No one ever prefers a long distance relationship. Why would they? There’s no reason you would ever want to be away from someone you care about and someone you love. In some cases, though, you don’t have any other choice. That’s what happened with us.
I always knew we would both go to college, and those colleges would probably be different. I knew that someday we might have to be apart. Relationships require sacrifice just as much as they require commitment, and I knew that. But just thinking about potentially being miles apart is scary. No one wants to do it. If someone says they do, let's be real: They are probably lying.
It didn't become real until that moment he told me he chose his school; a university that just happened to be six hours from home. He was super excited to have made a decision and to be starting that new chapter in his life. Of course, I was elated, too. It's a big deal to be accepted into college, and it's even more fulfilling when you get accepted to the school of your dreams. I was happy to see him happy. Although, on the other hand, I was also feeling every other single emotion known to man. One minute, I was so proud of him and knew he was going to do amazing things. The next, in a weak moment, I was freaking out and crying to my mom. I’m being really honest here, and for those of you who have been through this, you understand. I was scared, but happy for him. I was excited, yet nervous.
I remember very vividly going to his graduation party and feeling overwhelmed. Everyone was wishing him good luck while I stood there and didn't really have much to say. I was too busy listening to every negative thought in my head. Like, "How are we going to do this? Will we be able to last? Are we really supposed to be together?" It was, and I can say this now, the worst thing I could do to myself. Surrounding myself with all those "worst outcome" situations and thoughts was just hurting me more.
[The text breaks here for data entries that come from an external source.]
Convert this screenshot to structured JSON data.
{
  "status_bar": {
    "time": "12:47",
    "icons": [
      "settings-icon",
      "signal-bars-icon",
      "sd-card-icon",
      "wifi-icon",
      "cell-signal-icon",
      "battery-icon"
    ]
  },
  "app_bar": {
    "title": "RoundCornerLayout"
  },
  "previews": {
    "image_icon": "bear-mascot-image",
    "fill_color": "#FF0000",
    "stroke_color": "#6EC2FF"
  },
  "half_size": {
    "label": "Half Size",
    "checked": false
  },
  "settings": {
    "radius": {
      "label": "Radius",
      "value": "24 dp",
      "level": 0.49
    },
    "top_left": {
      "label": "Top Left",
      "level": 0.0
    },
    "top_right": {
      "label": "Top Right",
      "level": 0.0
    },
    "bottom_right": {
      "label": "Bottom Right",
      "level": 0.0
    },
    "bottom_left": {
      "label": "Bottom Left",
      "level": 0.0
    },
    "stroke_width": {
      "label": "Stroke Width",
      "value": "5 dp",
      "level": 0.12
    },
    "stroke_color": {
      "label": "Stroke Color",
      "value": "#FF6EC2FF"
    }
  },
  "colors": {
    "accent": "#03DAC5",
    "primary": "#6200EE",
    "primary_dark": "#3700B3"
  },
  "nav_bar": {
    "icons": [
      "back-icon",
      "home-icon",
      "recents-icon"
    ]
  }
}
As it started becoming more and more real, as he starting buying things for his dorm and meeting his roommate, the cynical attitudes I got from people just increased. From the beginning, it was “Why are you guys staying together?" or "Why don't you break up for a while?" -- that one really made me mad. I remember his friends also questioning why he was staying with me and wondering how could he have the "real college experience" with a girlfriend back home. I will never forget that. All the negativity surrounding the situation really started to take a toll on me, and our relationship was hurting from it too. I remember feeling like I was being sucked into those negative assumptions multiple times. I’m not too sure what made this happen, it was probably by grace of God, but one day I just put on my "big girl panties” and realized the truth. He was leaving, but that didn’t mean I was losing him. He was starting a new phase of his life, but he wasn’t leaving me out of it. I wasn’t going to let others' assumptions take over my reality. I had hope in us. I had hope that we both wanted to make our relationship work. I trusted him and he trusted me. The day he left for school was very hard, but to everyone who thought we would fail, you were wrong. Here we are, three years later, and we are still together.
For those of you in a long distance relationship now, I can honestly tell you that you can do it. It will make you stronger in the end. If you love someone, you make it work. It’s as simple as that. The days were long sometimes, and obviously I missed him constantly. That gut feeling you have when you miss someone you love is probably one of the worst feelings ever, and I never want to feel like that again. Thankfully we had the technology we did because it made things just a little easier.
I totally do believe now that absence does make the heart grow fonder. I have learned more about myself, my boyfriend, love and the importance of open communication within a relationship. I learned that I can live my own life and he can have his, but we can still be a couple. We learned how to communicate on a deeper level. We learned to make time for each other in the midst of very busy and opposite schedules. I think that because we survived a year apart, we could do anything. There’s something to be said for couples that survive tough situations like this. Remaining focused on the positives was part of what made us make it through. We knew it wasn't going to be forever.
I'm not saying this was easy; It totally sucked. But I wouldn't change it. I believe in us more today than ever. In the end, it is worth it. I learned to follow my gut and my heart -- probably one of the best lessons I have ever learned.